The diagram shows the flow between user space and kernel space, with shared memory acting as an intermediary. This design allows for efficient I/O handling, particularly beneficial for applications requiring high performance and low latency.

The framework represents a significant improvement in Linux I/O handling, providing a more efficient way to handle I/O operations compared to traditional methods.
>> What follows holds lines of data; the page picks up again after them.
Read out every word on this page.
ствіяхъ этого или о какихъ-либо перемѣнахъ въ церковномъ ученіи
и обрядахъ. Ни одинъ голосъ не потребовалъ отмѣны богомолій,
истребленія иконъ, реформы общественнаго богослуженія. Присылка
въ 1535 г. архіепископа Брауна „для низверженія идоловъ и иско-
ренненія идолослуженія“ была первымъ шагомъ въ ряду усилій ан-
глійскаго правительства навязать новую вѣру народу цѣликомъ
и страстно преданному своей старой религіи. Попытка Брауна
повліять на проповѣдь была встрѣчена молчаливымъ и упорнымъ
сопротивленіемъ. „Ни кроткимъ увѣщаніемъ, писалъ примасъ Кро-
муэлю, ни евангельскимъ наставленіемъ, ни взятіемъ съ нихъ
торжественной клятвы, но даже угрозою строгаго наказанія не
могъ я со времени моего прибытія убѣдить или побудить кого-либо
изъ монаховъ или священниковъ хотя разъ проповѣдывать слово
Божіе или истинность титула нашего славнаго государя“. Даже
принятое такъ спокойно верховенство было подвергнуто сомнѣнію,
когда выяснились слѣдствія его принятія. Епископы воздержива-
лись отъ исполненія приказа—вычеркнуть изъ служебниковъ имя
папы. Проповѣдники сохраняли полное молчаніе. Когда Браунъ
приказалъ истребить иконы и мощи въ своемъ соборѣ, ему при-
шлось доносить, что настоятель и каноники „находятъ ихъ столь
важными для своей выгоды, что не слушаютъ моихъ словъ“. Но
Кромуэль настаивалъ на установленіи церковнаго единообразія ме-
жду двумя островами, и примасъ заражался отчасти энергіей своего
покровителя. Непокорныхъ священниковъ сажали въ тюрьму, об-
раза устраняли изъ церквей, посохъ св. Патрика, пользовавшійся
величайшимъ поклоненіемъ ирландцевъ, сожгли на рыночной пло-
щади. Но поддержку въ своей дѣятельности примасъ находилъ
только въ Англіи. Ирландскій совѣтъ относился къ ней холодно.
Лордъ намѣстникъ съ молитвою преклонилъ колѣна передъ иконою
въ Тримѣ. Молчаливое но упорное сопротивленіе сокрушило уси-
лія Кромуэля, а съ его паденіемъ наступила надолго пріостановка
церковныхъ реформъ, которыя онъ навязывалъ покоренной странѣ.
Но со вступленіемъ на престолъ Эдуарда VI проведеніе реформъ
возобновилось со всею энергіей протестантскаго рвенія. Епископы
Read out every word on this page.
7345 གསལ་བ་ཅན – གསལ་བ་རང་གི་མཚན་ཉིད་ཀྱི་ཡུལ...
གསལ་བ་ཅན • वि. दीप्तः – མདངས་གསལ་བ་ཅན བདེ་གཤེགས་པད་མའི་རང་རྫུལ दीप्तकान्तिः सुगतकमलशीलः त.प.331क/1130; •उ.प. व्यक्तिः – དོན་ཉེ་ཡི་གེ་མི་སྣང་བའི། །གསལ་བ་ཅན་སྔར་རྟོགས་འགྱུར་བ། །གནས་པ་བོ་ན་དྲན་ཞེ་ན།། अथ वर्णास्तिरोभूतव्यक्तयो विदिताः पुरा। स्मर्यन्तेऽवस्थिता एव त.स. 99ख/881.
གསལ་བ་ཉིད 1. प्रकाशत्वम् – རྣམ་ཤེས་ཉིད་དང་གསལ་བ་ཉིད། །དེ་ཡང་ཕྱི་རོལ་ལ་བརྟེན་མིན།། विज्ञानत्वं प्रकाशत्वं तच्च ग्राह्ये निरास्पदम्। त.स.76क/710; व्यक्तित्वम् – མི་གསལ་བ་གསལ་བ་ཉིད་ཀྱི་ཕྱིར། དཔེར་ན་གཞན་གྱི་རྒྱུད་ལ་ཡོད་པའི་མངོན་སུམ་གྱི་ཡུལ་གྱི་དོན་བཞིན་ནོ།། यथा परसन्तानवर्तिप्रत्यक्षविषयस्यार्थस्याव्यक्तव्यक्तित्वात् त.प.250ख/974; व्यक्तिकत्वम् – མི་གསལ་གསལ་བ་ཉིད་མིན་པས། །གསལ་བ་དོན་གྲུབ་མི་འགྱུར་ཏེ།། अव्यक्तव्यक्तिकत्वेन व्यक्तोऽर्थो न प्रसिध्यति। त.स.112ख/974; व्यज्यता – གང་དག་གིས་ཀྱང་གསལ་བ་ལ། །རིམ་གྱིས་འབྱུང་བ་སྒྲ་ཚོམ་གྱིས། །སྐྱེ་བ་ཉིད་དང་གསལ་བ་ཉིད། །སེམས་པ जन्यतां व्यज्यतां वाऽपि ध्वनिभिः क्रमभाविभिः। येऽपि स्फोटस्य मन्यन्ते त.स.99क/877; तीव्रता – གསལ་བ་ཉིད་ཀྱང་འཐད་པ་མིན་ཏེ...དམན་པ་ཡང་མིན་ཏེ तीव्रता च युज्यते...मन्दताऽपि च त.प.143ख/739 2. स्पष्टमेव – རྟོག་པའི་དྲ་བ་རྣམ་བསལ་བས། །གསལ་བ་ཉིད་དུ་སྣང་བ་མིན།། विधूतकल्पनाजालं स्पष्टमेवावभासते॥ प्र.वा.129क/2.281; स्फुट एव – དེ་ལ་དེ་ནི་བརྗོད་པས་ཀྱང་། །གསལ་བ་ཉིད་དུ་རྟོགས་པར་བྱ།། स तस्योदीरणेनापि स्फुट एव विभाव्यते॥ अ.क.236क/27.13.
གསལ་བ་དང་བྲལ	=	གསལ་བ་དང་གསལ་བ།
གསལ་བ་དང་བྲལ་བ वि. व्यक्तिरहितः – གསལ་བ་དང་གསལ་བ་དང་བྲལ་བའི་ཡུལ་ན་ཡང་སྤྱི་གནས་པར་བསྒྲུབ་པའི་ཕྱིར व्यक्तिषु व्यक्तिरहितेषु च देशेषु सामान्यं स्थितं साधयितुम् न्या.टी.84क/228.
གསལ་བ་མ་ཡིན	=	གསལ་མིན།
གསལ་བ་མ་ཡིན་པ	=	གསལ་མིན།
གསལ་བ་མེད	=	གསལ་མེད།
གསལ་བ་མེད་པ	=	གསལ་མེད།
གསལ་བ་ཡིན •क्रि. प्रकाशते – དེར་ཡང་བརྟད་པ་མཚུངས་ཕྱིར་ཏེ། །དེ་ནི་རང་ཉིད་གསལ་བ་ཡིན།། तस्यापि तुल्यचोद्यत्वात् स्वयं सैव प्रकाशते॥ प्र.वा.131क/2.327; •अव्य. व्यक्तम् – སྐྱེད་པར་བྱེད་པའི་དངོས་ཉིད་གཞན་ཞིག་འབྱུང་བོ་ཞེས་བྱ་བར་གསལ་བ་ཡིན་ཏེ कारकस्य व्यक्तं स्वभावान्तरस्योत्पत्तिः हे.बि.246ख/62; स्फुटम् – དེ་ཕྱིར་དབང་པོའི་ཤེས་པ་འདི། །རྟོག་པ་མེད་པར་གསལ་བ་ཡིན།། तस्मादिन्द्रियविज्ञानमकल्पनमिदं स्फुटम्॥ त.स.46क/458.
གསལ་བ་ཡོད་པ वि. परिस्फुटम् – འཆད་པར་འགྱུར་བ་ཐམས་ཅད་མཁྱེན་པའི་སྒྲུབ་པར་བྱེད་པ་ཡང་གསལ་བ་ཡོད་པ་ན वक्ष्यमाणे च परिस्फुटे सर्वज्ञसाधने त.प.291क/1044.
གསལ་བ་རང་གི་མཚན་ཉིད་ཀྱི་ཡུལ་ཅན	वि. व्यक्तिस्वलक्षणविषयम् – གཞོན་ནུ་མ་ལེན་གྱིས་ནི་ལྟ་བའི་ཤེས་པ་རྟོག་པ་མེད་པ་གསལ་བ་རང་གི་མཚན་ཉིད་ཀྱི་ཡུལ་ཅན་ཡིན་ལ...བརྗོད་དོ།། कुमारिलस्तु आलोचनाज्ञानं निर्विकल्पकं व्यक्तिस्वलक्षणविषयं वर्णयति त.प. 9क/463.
It’s particularly valuable for applications that need to handle multiple I/O operations simultaneously while maintaining high performance.

With Claude

Uretprobe

Posted on by lechuck park

Here’s a summary of Uretprobe, a Linux kernel tracing/debugging tool:

  1. Overview:
  • Uretprobe is a user-space return probe tool designed to monitor function returns in user space
  • It can track the execution flow from function start to end/return points
  1. Key Features:
  • Ability to intervene at the return point of user-space functions
  • Intercepts the stack address just before function returns and enables post-processing
  • Supports debugging and performance analysis capabilities
  • Can trace specific function return values for dynamic analysis and performance monitoring
  1. Advantages:
  • Provides more precise analysis compared to uprobes
  • Can be integrated with eBPF/BCC for high-performance profiling

The main benefit of Uretprobe lies in its ability to intercept user-space operations and perform additional code analysis, enabling deeper insights into program behavior and performance characteristics.

Similar tracing/debugging mechanisms include:

  • Kprobes (Kernel Probes)
  • Kretprobes (Kernel Return Probes)
  • DTrace
  • SystemTap
  • Ftrace
  • Perf
  • LTTng (Linux Trace Toolkit Next Generation)
  • BPF (Berkeley Packet Filter) based tools
  • Dynamic Probes (DynProbes)
  • USDT (User Statically-Defined Tracing)

These tools form part of the Linux observability and performance analysis ecosystem, each offering unique capabilities for system and application monitoring.

Page(Memory) Replacement with AI

Posted on by lechuck park

With Claude
This image illustrates a Page (Memory) Replacement system using AI. Let me break down the key components:

  1. Top Structure:
  • Paging (Legacy & current): Basic paging system structure
  • Logical Memory: Organized in 4KB units, maximum 64-bit sizing (2^64 Bytes)
  • Physical Memory: Limited to the actual installed memory size
  1. Memory Allocation:
  • Shows Alloc() and Dealloc() functions
  • When no more allocation is possible, there’s a question about deallocation strategy:
    • FIFO (First In First Out): Deallocate the oldest allocated memory first
    • LRU (Least Recently Used): Deallocate the oldest used memory first
  1. AI-based Page Replacement Process:
  • Data Collection: Gathers information about page access frequency, time intervals, and memory usage patterns
  • Feature Extraction: Analyzes page access time, access frequency, process ID, memory region, etc.
  • Model Training: Aims to predict the likelihood of specific pages being accessed in the future
  • Page Replacement Decision: Pages with a low likelihood of future access are prioritized for swapping
  • Real-Time Application & Evaluation: Applies the model in real-time to perform page replacement and evaluate system performance

This system integrates traditional page replacement algorithms with AI technology to achieve more efficient memory management. The use of AI helps in making more intelligent decisions about which pages to keep in memory and which to swap out, based on learned patterns and predictions.